Looking at where mission control, showed that the teams considered implications of the anomaly for future missions and cooperated across teams. They would revise plans and develop new contingencies, where the original plans and procedures were used as resource.
Ultimately there is a tradeoff that must be made between remote supervision and local action. The authors call skill at making this tradeoff the “resilience function” of a distributed system.
They conclude that:
“Supervisors and the larger organizational context must determine the latitude or flexibility they will give actors to adapt plans and procedures to local situations given the potential for surprise in that field of activity”
If centralized control is chosen that limits the ability of those on the front line to adapt, then Type A problems are more likely to occur. On the other hand, if the frontline has no guidance at all and complete autonomy, then other goals and constraints will be invisible and coordination make break down across teams and Type B problems will be more likely.

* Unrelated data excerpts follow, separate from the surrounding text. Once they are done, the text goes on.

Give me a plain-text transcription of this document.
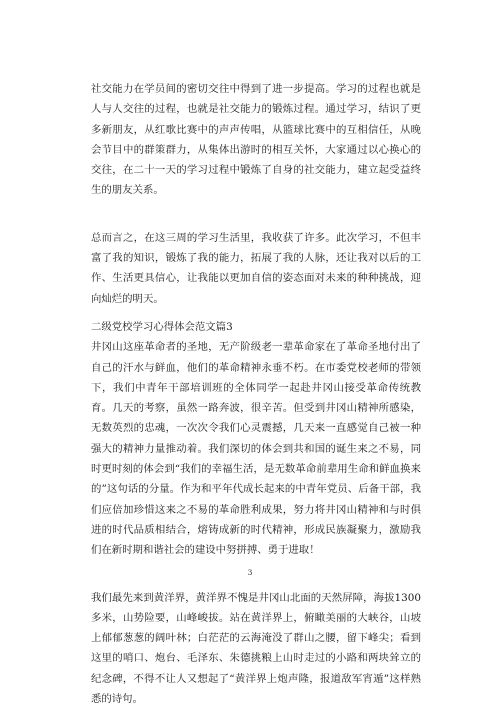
社交能力在学员间的密切交往中得到了进一步提高。学习的过程也就是人与人交往的过程，也就是社交能力的锻炼过程。通过学习，结识了更多新朋友，从红歌比赛中的声声传唱，从篮球比赛中的互相信任，从晚会节目中的群策群力，从集体出游时的相互关怀，大家通过以心换心的交往，在二十一天的学习过程中锻炼了自身的社交能力，建立起受益终生的朋友关系。

总而言之，在这三周的学习生活里，我收获了许多。此次学习，不但丰富了我的知识，锻炼了我的能力，拓展了我的人脉，还让我对以后的工作、生活更具信心，让我能以更加自信的姿态面对未来的种种挑战，迎向灿烂的明天。

二级党校学习心得体会范文篇3

井冈山这座革命者的圣地，无产阶级老一辈革命家在了革命圣地付出了自己的汗水与鲜血，他们的革命精神永垂不朽。在市委党校老师的带领下，我们中青年干部培训班的全体同学一起赴井冈山接受革命传统教育。几天的考察，虽然一路奔波，很辛苦。但受到井冈山精神所感染，无数英烈的忠魂，一次次令我们心灵震撼，几天来一直感觉自己被一种强大的精神力量推动着。我们深切的体会到共和国的诞生来之不易，同时更时刻的体会到“我们的幸福生活，是无数革命前辈用生命和鲜血换来的”这句话的分量。作为和平年代成长起来的中青年党员、后备干部，我们应倍加珍惜这来之不易的革命胜利成果，努力将井冈山精神和与时俱进的时代品质相结合，熔铸成新的时代精神，形成民族凝聚力，激励我们在新时期和谐社会的建设中努拼搏、勇于进取！

我们最先来到黄洋界，黄洋界不愧是井冈山北面的天然屏障，海拔1300多米，山势险要，山峰峻拔。站在黄洋界上，俯瞰美丽的大峡谷，山坡上郁郁葱葱的阔叶林；白茫茫的云海淹没了群山之腰，留下峰尖；看到这里的哨口、炮台、毛泽东、朱德挑粮上山时走过的小路和两块耸立的纪念碑，不得不让人又想起了“黄洋界上炮声隆，报道敌军宵遁”这样熟悉的诗句。

3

“The standard reaction to accidents like this is for stakeholders biased by hindsight to miss completely the underlying tradeoff and resilience function.”
I’m sure we’ve all seen this. As a leader it can be tempting to follow organizational pressure and resort to policies and postures where more rule following is seen as the answer. But what really happens is that the trade off is simply weighted away from adaptation towards rule following, increasing risk of Type A instead of B failures.
“It is critical to see that this organizational response does not enhance skill at handling the inherent tradeoff—resilience”
Not only does it not enhance skill, but it can create a double bind for those responder on the front line. If they aren’t able to adapt to handle surprise they get blamed, but if they do try to adapt and it doesn’t work, they get blamed.
Instead, organizations can seek to understand and explore that trade off. They can find mechanisms to reveal larger goals and constraints so that they can be considered when adapting.
High reliability organizational research tells use that organizations can also anticipate and plan for possible failure holding “the continuing expectation of future surprise” instead of taking past success as an indicator of future success.
- The amount of potential surprise in a given type of work cause the plans and procedures for it to be underspecified.
- Organizational reaction to this reality can create issues for those at the frontline.
- Anyone who writes procedures or designs systems for others can be see as a “remote supervisor” in this framework.
- Remote supervisors tend to have a broader view of the organization and it’s goals.
- In contrast, those on the ground have direct access to what is actually happening, but a narrower view.
- Two types of problems can arise with this setup
- Type A problems, where rules are followed where adaptation is needed.
- Type B problems where a adaptations are tried, but knowledge of side effects or other information is unavailable, so larger goals cannot be addressed.
- There is an inherent trade off between remote supervision and local action as it pertains to adaptation. Skill at making that trade off is the “resilience function” of a distributed system.